Un bruit soudain éclata, nous effrayant Fu Wei et moi. Il me repoussa brusquement et tourna le regard dans la direction du bruit.
Sous la faible lueur d’un réverbère, Yan Kongshan retira sa main d’un portail en fer, nous observant également. Une de ses mains se trouvait pendue le long de son corps, les bouts de ses doigts légèrement rougis. Il avait dû sortir fumer une cigarette lorsqu’il nous vit tâtonner ensemble pour comprendre ce qui se passait. Le bruit que nous avions entendu provenait de la fermeture de sa porte.

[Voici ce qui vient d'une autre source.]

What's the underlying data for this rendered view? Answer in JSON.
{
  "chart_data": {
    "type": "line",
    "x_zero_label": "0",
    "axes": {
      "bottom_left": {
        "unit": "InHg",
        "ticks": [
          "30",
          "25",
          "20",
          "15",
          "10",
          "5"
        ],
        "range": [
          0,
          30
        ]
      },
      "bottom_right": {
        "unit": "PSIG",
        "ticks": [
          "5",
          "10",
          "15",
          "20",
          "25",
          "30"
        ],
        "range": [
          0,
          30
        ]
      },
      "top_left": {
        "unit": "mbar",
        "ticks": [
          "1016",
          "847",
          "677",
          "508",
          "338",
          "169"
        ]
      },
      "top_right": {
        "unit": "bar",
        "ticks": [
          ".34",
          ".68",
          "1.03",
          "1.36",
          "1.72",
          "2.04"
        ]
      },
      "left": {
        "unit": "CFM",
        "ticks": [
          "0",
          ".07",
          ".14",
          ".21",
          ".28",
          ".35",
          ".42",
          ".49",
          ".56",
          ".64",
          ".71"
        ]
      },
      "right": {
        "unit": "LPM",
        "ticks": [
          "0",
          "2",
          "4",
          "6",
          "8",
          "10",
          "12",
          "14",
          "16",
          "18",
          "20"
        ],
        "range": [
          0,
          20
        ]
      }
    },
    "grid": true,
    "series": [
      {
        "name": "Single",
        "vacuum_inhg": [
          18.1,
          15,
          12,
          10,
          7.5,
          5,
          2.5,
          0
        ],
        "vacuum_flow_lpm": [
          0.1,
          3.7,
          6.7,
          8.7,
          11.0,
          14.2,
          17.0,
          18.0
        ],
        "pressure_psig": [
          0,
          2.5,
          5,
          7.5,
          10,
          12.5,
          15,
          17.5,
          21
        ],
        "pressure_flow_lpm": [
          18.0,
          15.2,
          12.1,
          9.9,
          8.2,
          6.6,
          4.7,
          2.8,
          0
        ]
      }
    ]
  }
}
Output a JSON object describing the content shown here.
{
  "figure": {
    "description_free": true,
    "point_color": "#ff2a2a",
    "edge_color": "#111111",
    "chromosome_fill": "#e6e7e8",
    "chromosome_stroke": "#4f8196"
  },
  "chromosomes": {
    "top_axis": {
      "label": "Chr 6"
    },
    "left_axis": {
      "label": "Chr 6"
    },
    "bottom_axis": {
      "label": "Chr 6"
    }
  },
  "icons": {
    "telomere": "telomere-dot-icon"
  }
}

« Ce doit être notre troisième ou quatrième rencontre, » déclara Yan Kongshan, les yeux fixés sur Fu Wei, tout en marchant lentement vers nous.
« Je ne veux pas qu’il y en ait un cinquième, » ajouta-t-il, sa voix profonde et inquiétante, donnant à Fu Wei un sentiment de malaise. Je ne pensais pas que Fu Wei avait réalisé à quel point nous vivions en si grande proximité.

Fu Wei regarda Yan Kongshan, fit inconsciemment un pas en arrière. Puis, soudain, une pensée le frappa comme un éclair et le ramena à la raison. Il se retourna pour me fixer, stupéfait. « Yu Mian, est-ce que tu aimes… »

À cet instant, il me vint à l’esprit que, s’il lisait tous mes messages sur les réseaux sociaux à propos de ma vie amoureuse, il savait que j’avais récemment commencé à craquer pour quelqu’un de plus âgé que moi. Compte tenu de son QI et de la manière dont il me connaissait, il ne lui était certainement pas difficile d’en faire toutes les connexions.

Tout se passa en un éclair — j’imaginais que c’était l’instinct de base face au danger. Dès que je réalisai ce que Fu Wei était sur le point de dire, je pressai une main contre son visage pour l’en empêcher et le traînai par le col jusqu’à la porte derrière nous.

Un bruit retentit alors que son corps heurta violemment la porte en métal ; au loin, Yan Kongshan s’immobilisa.
« Si tu dis un mot de plus, je vais dire à ta mère comment ton père te payait pour l’aider à le couvrir quand il sortait avec sa maîtresse, » crachai-je d’un ton bas.

À travers les interstices de mes doigts, je vis l’étonnement traverser le visage de Fu Wei. Je compris que, pour lui, je n’étais plus le même. J’étais devenu un démon portant le visage de Yu Mian.